E qui si torna alla questione giustizia. In un Paese civile, la teppaglia esibitasi a Roma sarebbe già passata davanti al suo giudice. Ci sono i filmati e ci sono i fermati. Il processo non si fa in piazza, ma si fa in fretta. E’ anche sbagliato reclamare la conferma delle misure cautelari, perché non ci sono indagini da fare, ma solo da accertare, con tutte le garanzie del caso, se quel Tale è o non è quello che appicca il fuoco ai mezzi delle forze dell’ordine. Se non lo è lo si libera, con le scuse, e se lo è va dritto in carcere. Non è in colpa ed errore il giudice che scarcera, ma quello che non giudica. Davanti agli occhi abbiamo la barbarie di un mondo senza giustizia: sia che scarceri i violenti, sia che pretenda di tenerli al gabbio senza condanna.

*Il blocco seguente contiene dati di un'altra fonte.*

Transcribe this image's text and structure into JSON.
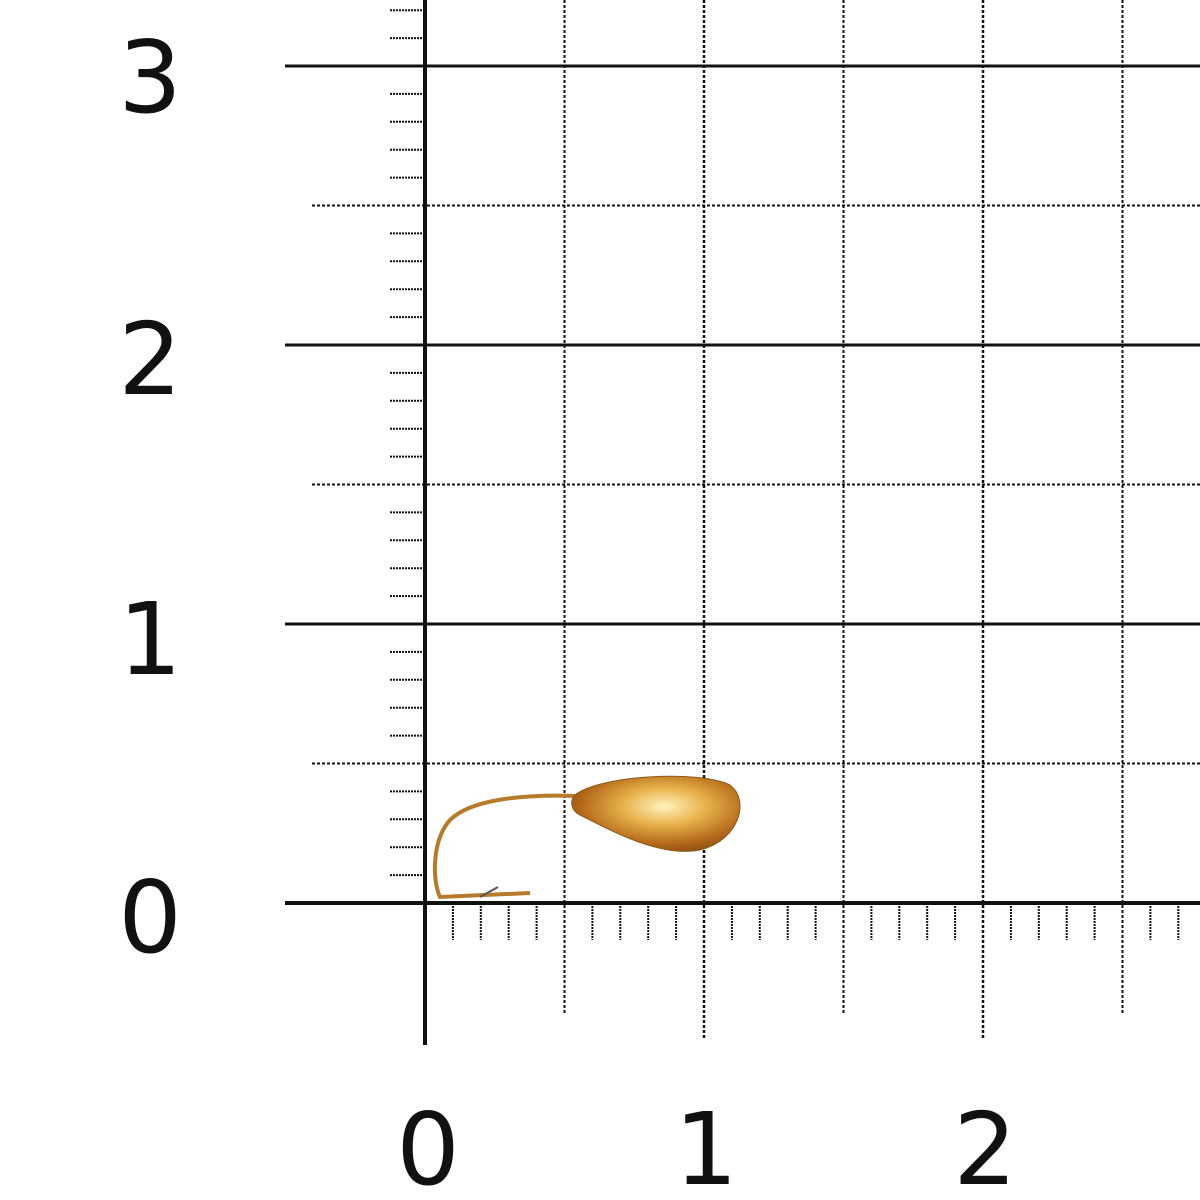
{
  "scale": {
    "y_labels": [
      "0",
      "1",
      "2",
      "3"
    ],
    "x_labels": [
      "0",
      "1",
      "2"
    ],
    "grid_color": "#111111",
    "background": "#ffffff"
  },
  "object": {
    "icon": "gold-teardrop-jig",
    "color": "#d4a040"
  }
}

I fatti di questi giorni tornano utili anche per riconsiderare un tema, dibattuto in precedenza con la consueta lucidità delle tifoserie: le intercettazioni telefoniche. Era contrario alle intercettazioni chi oggi chiede arresti preventivi. Sulla base di che? Era favorevole chi dispone le scarcerazioni immediate. Perché se lascio i picconi nel baule di una macchina, onde ritrovarli alla bisogna, sono un combattente per la libertà, ma se al telefono parlano gli amministratori di due società allora sì che la collettività corre un rischio elevato. Nel mentre suggerisco ad entrambe gli estremi di farsi curare, ricordo quale era la nostra posizione: a. intercettazioni fatte a cura delle forze che garantiscono la sicurezza collettiva; b. utilizzo quali strumenti d’indagine (dici che lascerai i picconi, sorveglio che tu lo faccia e ti arresto non per averlo detto, ma per averlo fatto); c. esclusione delle telefonate dalle carte processuali, in modo da evitare devastazioni di ciò che è bene resti privato.

Se mettessimo una zona rossa a presidio del buon senso e dell’argomentazione assennata sarebbe più evidente il nesso fra proposte e problemi concreti, come più chiara la dissennatezza delle sparate cui s’abbeverano le opposte propagande.